6 garlic cloves , halved
2/3 cup reduced-sodium fat-free chicken broth
1/4 cup fresh basil , chopped
1/4 cup fresh parsley , chopped
2 tablespoons lemon juice , fresh
2 tablespoons tarragon vinegar
2 tablespoons extra virgin olive oil , extra virgin
2 teaspoons Dijon mustard
1/2 teaspoon black pepper , freshly ground
2 lbs large shrimp , peeled , and deveined
12 red potatoes , small about 3/4 pounds
1/2 lb French haricots vert
cooking spray
5 cups salad greens , gourmet
4 cups romaine lettuce , torn
1 cup red bell pepper , about 1 medium sliced 1/4 inch thick
3 medium tomatoes , medium , each cut into 6 wedges
14 ounces artichoke hearts , canned , drained and chopped
3 eggs , hard boiled , each sliced into quarters
1/2 cup nicoise olives or 1/2 cup kalamata olive
2 tablespoons capers
This recipe is a French classic along the Mediterranean coast and in the southern parts of France. The salad contains fresh ingredients and a melange of flavours and textures, pairing crispy lettuce, baby potatoes, green beans, and tangy olives and capers with succulent shrimp.

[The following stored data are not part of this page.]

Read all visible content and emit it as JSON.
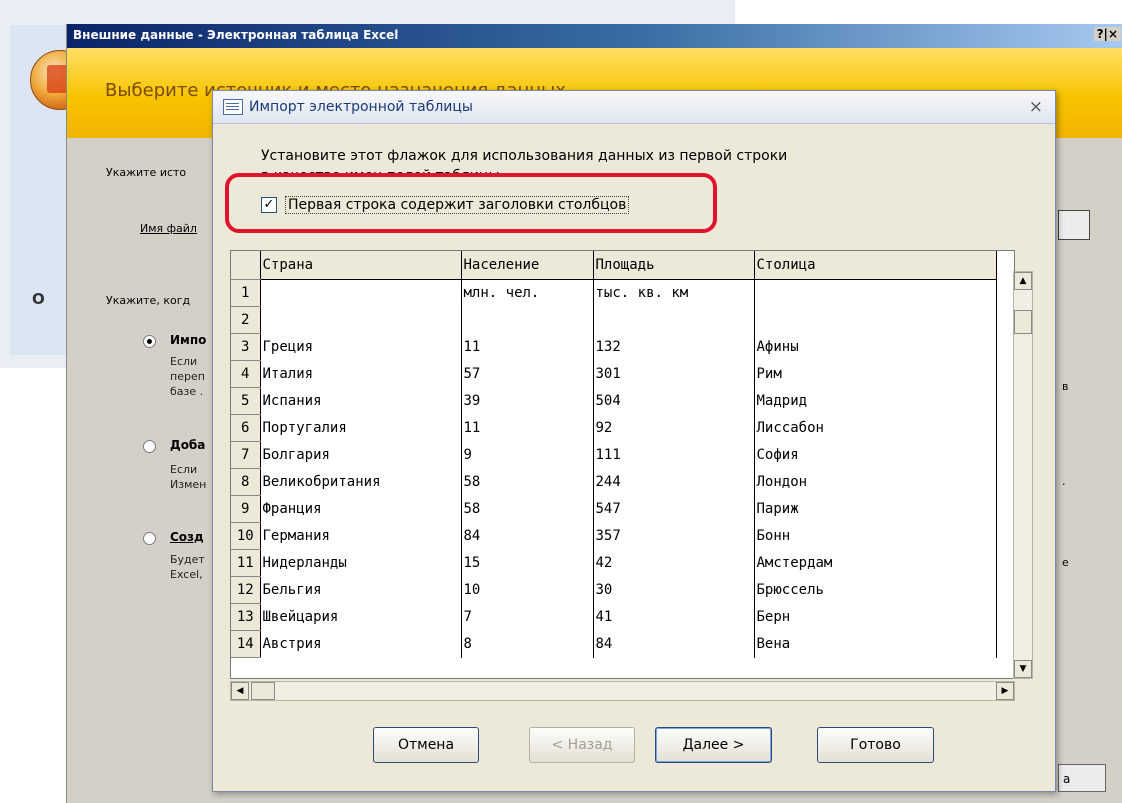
{
  "background": {
    "outer_title": "Внешние данные - Электронная таблица Excel",
    "outer_title_buttons": "?|×",
    "banner_text": "Выберите источник и место назначения данных",
    "side_letter": "O",
    "labels": {
      "source": "Укажите исто",
      "filename": "Имя файл",
      "when": "Укажите, когд",
      "opt_import": "Импо",
      "opt_import_desc": "Если\nпереп\nбазе .",
      "opt_append": "Доба",
      "opt_append_desc": "Если\nИзмен",
      "opt_link": "Созд",
      "opt_link_desc": "Будет\nExcel,",
      "right_frag_1": "в",
      "right_frag_2": ".",
      "right_frag_3": "е",
      "ok_fragment": "а"
    }
  },
  "dialog": {
    "title": "Импорт электронной таблицы",
    "close": "×",
    "instruction_line1": "Установите этот флажок для использования данных из первой строки",
    "instruction_line2": "в качестве имен полей таблицы",
    "checkbox_checked": true,
    "checkbox_mark": "✓",
    "checkbox_label": "Первая строка содержит заголовки столбцов",
    "columns": [
      "Страна",
      "Население",
      "Площадь",
      "Столица"
    ],
    "rows": [
      {
        "n": "1",
        "c": [
          "",
          "млн. чел.",
          "тыс. кв. км",
          ""
        ]
      },
      {
        "n": "2",
        "c": [
          "",
          "",
          "",
          ""
        ]
      },
      {
        "n": "3",
        "c": [
          "Греция",
          "11",
          "132",
          "Афины"
        ]
      },
      {
        "n": "4",
        "c": [
          "Италия",
          "57",
          "301",
          "Рим"
        ]
      },
      {
        "n": "5",
        "c": [
          "Испания",
          "39",
          "504",
          "Мадрид"
        ]
      },
      {
        "n": "6",
        "c": [
          "Португалия",
          "11",
          "92",
          "Лиссабон"
        ]
      },
      {
        "n": "7",
        "c": [
          "Болгария",
          "9",
          "111",
          "София"
        ]
      },
      {
        "n": "8",
        "c": [
          "Великобритания",
          "58",
          "244",
          "Лондон"
        ]
      },
      {
        "n": "9",
        "c": [
          "Франция",
          "58",
          "547",
          "Париж"
        ]
      },
      {
        "n": "10",
        "c": [
          "Германия",
          "84",
          "357",
          "Бонн"
        ]
      },
      {
        "n": "11",
        "c": [
          "Нидерланды",
          "15",
          "42",
          "Амстердам"
        ]
      },
      {
        "n": "12",
        "c": [
          "Бельгия",
          "10",
          "30",
          "Брюссель"
        ]
      },
      {
        "n": "13",
        "c": [
          "Швейцария",
          "7",
          "41",
          "Берн"
        ]
      },
      {
        "n": "14",
        "c": [
          "Австрия",
          "8",
          "84",
          "Вена"
        ]
      }
    ],
    "scroll_up": "▲",
    "scroll_down": "▼",
    "scroll_left": "◀",
    "scroll_right": "▶",
    "buttons": {
      "cancel": "Отмена",
      "back": "< Назад",
      "next": "Далее >",
      "finish": "Готово"
    }
  }
}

The salad's heartiness and simplicity make it a delightful, nutritious meal that is perfect for health-conscious eaters, seafood enthusiasts, and anyone looking for a light but filling meal. Whether eaten on its own, as a side or as a whole meal, this salad is guaranteed to satisfy.

Instructions

1.Preheat oven to 400° F.
2.Combine first 9 ingredients in a large zip-lock plastic bag, add shrimp, and seal. Marinate for 30 minutes at room temperature.
3.Cut potatoes into halves, and toss with 1 tablespoon of oil and some black pepper to taste. Arrange in a single layer in a roasting pan coated with cooking spray. Bake for 20 minutes, then add French haricots vert to the roasting pan, toss, and continue to roast for another 10 minutes or until both potatoes and green beans are done.
4.Drain the shrimp mixture and discard marinade. Heat a non-stick skillet; cook the shrimp for 1-2 minutes on each side until cooked.
5.Mix salad greens, romaine lettuce, and sliced peppers into a large bowl. Add roasted potatoes and green beans plus sliced tomatoes, olives, chopped artichokes, sliced eggs, and capers; toss well.
6.Arrange the salad mixture on a big platter, and arrange shrimp on top. Serve with dressing if desired.

PROS

High in protein, low in calories, and healthy fats.
Versatile and refreshing.
Ideal for a healthy summer lunch or light dinner.

CONS

Shrimp are high in cholesterol.
Salad dressing may turn this healthy dish into a high-calorie meal.

HEALTH & BENEFITS

Shrimp contain high-quality protein, antioxidants, and omega-3s, which can help reduce inflammation and boost heart health. They are also a good source of iodine, which is important for thyroid function. Artichokes are rich in antioxidants and fiber, which can help lower cholesterol levels. Potatoes contain essential vitamins, minerals, and dietary fiber, while lettuce, peppers, and tomatoes are high in vitamins, minerals, and antioxidants.